An Age of Demoralizing Debt

The number itself is daunting: $1 trillion in student debt. That means there is more student debt than credit-card debt in the U.S. And that the amount of student debt in this country is in the realm of the GDP of such nations as South Korea, Mexico, and Australia.
This issue has the potential to fray our social fabric. The Occupy Wall Street protests inspired the Occupy Student Debt campaign, which has been asking 1 million students nationwide to pledge not to repay their student loans. This is a lose-lose proposition — one with potentially harrowing long-term financial implications for anyone who might follow this course — and it’s for the better that the Occupy Student Debt pledge has not caught on.
Yet the basic impulse is entirely understandable. There was a time in the not-too-distant past when student debt didn’t exist. When I went to college in the 1960s, students could pay for a college education without borrowing. College costs were low enough that a family contribution and a summer or part-time job got you through. You graduated with a degree — not with a payment plan.
As an educator, I have spent my entire career at public universities.
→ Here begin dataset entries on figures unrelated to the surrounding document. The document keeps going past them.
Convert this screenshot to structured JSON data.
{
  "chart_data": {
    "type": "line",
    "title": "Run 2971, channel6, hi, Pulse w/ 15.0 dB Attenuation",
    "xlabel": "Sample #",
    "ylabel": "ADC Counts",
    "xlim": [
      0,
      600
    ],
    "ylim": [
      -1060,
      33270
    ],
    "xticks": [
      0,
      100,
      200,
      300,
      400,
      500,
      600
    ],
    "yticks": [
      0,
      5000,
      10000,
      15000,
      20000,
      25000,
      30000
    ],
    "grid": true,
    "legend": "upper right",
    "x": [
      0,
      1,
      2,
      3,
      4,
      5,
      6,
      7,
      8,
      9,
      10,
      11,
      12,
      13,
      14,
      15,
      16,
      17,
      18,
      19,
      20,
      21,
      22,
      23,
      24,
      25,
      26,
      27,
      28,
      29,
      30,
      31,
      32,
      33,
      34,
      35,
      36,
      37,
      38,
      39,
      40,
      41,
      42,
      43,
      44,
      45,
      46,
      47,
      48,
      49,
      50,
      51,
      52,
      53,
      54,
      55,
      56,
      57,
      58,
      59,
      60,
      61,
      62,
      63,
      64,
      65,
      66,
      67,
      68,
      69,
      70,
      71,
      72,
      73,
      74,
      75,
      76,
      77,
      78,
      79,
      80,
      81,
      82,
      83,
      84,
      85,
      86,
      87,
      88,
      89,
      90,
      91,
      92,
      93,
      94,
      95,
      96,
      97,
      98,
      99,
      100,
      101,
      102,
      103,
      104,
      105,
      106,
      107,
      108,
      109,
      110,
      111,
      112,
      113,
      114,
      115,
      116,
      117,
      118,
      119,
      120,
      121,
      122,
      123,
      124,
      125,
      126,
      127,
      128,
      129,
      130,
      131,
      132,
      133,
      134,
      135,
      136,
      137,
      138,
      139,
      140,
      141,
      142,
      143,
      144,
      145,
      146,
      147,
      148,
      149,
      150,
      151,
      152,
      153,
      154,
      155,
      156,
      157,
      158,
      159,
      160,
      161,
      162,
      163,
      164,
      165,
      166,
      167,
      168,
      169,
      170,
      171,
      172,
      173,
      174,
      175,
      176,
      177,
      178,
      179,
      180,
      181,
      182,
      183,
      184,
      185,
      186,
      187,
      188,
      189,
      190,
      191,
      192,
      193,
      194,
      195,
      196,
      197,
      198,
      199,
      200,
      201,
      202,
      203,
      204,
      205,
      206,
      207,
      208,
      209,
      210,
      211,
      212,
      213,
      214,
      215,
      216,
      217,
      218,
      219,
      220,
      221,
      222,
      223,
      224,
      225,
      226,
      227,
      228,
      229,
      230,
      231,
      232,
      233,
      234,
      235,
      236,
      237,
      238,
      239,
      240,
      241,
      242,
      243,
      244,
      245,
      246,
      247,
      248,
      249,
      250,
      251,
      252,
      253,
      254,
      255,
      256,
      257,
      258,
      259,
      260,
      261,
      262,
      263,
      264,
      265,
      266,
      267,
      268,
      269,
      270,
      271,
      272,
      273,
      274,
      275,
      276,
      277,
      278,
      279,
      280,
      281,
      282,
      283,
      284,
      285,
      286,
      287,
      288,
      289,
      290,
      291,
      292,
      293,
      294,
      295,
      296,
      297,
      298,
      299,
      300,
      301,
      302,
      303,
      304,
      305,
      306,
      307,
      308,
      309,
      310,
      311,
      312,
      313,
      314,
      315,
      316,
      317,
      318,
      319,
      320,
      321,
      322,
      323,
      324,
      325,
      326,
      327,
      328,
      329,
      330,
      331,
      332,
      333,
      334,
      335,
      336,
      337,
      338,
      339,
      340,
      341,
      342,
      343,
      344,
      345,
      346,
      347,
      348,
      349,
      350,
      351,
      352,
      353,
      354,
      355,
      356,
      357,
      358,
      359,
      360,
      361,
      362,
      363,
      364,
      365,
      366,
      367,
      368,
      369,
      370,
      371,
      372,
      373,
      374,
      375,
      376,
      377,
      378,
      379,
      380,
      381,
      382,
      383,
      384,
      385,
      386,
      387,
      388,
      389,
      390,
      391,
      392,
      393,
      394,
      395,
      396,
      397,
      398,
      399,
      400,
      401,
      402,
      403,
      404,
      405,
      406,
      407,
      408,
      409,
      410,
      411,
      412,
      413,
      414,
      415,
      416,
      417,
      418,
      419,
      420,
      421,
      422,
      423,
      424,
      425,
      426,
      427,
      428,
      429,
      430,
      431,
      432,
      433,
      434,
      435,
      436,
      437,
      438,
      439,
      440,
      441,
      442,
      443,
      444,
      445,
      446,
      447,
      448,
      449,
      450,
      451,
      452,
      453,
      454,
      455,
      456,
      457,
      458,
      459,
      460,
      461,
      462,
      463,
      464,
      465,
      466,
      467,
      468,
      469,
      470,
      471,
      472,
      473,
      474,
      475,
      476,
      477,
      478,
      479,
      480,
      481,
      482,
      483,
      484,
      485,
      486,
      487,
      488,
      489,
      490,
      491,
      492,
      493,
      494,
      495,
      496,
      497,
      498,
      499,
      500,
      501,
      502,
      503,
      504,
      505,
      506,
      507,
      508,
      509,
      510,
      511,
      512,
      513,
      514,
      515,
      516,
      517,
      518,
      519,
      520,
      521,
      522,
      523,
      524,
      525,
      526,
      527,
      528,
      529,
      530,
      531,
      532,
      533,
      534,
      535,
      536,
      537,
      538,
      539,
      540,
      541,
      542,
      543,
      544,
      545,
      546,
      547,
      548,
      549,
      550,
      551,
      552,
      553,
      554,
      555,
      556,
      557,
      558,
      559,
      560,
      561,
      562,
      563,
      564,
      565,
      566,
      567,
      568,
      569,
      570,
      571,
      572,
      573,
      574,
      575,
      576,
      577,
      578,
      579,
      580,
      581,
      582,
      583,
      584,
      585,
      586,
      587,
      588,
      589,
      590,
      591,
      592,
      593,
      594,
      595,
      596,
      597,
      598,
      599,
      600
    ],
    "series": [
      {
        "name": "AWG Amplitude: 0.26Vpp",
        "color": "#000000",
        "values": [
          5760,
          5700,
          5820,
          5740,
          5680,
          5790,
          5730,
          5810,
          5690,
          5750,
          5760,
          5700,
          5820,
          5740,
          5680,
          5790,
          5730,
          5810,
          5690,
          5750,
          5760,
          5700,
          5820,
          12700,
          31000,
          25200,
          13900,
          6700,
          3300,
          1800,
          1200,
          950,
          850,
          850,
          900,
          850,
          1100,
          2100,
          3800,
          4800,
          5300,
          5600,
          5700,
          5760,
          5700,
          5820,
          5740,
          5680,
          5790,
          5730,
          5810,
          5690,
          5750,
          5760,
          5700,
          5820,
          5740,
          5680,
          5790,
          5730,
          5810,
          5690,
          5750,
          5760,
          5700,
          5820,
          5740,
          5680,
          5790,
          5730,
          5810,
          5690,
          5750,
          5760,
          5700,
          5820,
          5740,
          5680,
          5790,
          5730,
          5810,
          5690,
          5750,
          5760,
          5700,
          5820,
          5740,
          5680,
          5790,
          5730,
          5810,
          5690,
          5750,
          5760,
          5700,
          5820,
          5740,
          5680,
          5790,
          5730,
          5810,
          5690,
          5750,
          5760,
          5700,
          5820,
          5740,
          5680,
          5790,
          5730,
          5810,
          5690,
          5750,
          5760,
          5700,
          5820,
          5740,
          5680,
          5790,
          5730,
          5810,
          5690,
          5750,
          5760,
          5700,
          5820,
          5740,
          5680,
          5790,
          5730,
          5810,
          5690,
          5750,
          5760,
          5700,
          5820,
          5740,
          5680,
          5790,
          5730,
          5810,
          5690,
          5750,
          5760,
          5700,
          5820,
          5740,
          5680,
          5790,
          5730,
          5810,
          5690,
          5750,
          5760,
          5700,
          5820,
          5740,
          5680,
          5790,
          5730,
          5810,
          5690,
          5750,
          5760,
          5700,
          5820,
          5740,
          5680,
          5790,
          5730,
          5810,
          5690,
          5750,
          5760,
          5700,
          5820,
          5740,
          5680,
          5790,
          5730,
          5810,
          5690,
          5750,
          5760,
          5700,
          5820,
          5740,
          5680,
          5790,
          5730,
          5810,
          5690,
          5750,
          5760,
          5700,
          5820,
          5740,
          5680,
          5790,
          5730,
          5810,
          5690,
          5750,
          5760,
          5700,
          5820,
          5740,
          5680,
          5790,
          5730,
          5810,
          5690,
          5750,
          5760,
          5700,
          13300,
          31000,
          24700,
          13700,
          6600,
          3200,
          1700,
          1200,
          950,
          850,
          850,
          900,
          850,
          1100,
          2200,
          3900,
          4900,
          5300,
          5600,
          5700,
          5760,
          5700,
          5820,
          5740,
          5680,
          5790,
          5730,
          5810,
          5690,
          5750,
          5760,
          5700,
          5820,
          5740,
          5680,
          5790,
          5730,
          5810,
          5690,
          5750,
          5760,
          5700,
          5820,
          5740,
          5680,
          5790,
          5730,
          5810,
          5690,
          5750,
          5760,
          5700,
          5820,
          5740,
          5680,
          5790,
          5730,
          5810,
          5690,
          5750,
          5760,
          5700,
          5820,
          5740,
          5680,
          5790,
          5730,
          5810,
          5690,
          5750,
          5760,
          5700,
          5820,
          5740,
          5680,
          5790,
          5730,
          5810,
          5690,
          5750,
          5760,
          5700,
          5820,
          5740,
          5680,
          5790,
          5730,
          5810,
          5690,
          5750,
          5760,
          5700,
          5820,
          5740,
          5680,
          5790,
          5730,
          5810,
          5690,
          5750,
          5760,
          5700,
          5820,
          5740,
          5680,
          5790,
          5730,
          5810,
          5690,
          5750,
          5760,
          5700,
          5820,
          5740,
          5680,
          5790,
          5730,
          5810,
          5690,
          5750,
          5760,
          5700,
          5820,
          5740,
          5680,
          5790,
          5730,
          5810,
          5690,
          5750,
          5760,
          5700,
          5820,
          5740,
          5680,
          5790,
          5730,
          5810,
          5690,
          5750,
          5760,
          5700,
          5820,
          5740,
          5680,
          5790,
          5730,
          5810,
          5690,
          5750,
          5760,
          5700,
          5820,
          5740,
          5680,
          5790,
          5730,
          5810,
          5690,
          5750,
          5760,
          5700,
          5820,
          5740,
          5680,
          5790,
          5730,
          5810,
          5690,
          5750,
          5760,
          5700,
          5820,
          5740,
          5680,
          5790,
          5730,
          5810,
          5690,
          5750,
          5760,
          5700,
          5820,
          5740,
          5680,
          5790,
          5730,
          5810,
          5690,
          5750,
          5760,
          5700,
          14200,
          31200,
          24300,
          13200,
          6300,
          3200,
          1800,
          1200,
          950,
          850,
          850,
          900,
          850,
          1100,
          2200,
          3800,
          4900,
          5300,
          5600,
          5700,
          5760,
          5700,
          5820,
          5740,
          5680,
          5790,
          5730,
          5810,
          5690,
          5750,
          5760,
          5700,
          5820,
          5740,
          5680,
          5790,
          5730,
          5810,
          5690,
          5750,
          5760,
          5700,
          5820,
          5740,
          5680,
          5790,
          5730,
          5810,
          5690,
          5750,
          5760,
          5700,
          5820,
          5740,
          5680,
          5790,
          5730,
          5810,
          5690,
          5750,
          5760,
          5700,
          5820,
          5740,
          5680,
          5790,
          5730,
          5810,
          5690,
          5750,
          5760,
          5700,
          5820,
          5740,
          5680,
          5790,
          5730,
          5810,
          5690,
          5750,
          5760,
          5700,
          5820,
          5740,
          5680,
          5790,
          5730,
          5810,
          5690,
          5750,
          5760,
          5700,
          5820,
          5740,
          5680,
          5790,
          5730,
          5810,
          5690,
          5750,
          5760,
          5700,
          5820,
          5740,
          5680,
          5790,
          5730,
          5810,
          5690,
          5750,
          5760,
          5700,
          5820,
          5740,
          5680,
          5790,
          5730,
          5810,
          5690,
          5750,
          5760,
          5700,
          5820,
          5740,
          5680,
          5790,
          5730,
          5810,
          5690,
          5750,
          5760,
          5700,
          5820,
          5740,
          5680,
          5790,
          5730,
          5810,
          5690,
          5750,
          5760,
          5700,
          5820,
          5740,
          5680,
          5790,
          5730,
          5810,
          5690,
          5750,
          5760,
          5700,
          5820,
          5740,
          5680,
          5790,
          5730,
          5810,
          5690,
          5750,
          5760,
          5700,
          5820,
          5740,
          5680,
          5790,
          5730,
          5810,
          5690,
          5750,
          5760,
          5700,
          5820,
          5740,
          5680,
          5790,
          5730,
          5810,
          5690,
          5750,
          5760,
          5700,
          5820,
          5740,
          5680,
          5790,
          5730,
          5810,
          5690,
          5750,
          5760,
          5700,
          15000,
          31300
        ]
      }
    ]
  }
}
When I was a young chemistry professor at Towson University in Maryland in the 1970s, a shared-responsibility social contract prevailed in the world of public higher education. Government funded about 70% of the cost of education, and students and families came up with the remaining 30%. Students graduated with little or no debt.
This shared-responsibility model acknowledged that earning a college degree benefited the student but also paid great social and economic dividends for communities, states, and the nation.
Today, that funding model has changed considerably. Nationally, the split is now closer to 50-50; the public subsidy and tuition dollars are roughly equal. The reason for this ominous change is clear: decreased funding by states has shifted more of the burden to the student.
In Massachusetts, the shift is even more acute. A decade ago the Commonwealth provided 63% of the funding for general education expenses at UMass. This year the state is providing 45%; students and their parents are on the hook for 55%.
So we have gone from the days when students took on no debt, moved through a period of ‘manageable debt,’ and now stand poised at the edge of an era of destabilizing, demoralizing debt. UMass students now graduate, on average, with $24,000 in debt, up from $14,000 only four years ago. At private universities, where education costs are two and a half times what they are at public universities, the debt story is even more daunting. How do we fix this major national problem?
There is no easy fix. But there are steps that, taken together, could put us back on a sustainable course.
For one, the 50 states need to make their public universities and colleges a higher priority. Next year is the 150th anniversary of the Morrill Act, which led to the creation of UMass and the vast expansion of public higher education nationwide. States should mark the occasion by rededicating themselves to the public institutions that have educated millions of citizens over the years and that drive the national economy.
The federal government should do its part by providing more grant aid to students — a step that would benefit public and private institutions alike.
We in higher education need to step up by reducing administrative and academic costs. We also need to make sure that students graduate in four years — eliminating the need for more loans and more debt.
While ‘crisis’ is a greatly overused word, its use is completely warranted in this instance. While organized default is not a good option, we do need to take a number of imaginative and purposeful steps to make sure that the student-debt storm does not batter our economy and our society. We need to keep our bridge to the future — our educational bridge — open wide for all citizens. v

Robert Caret is president of the University of Massachusetts.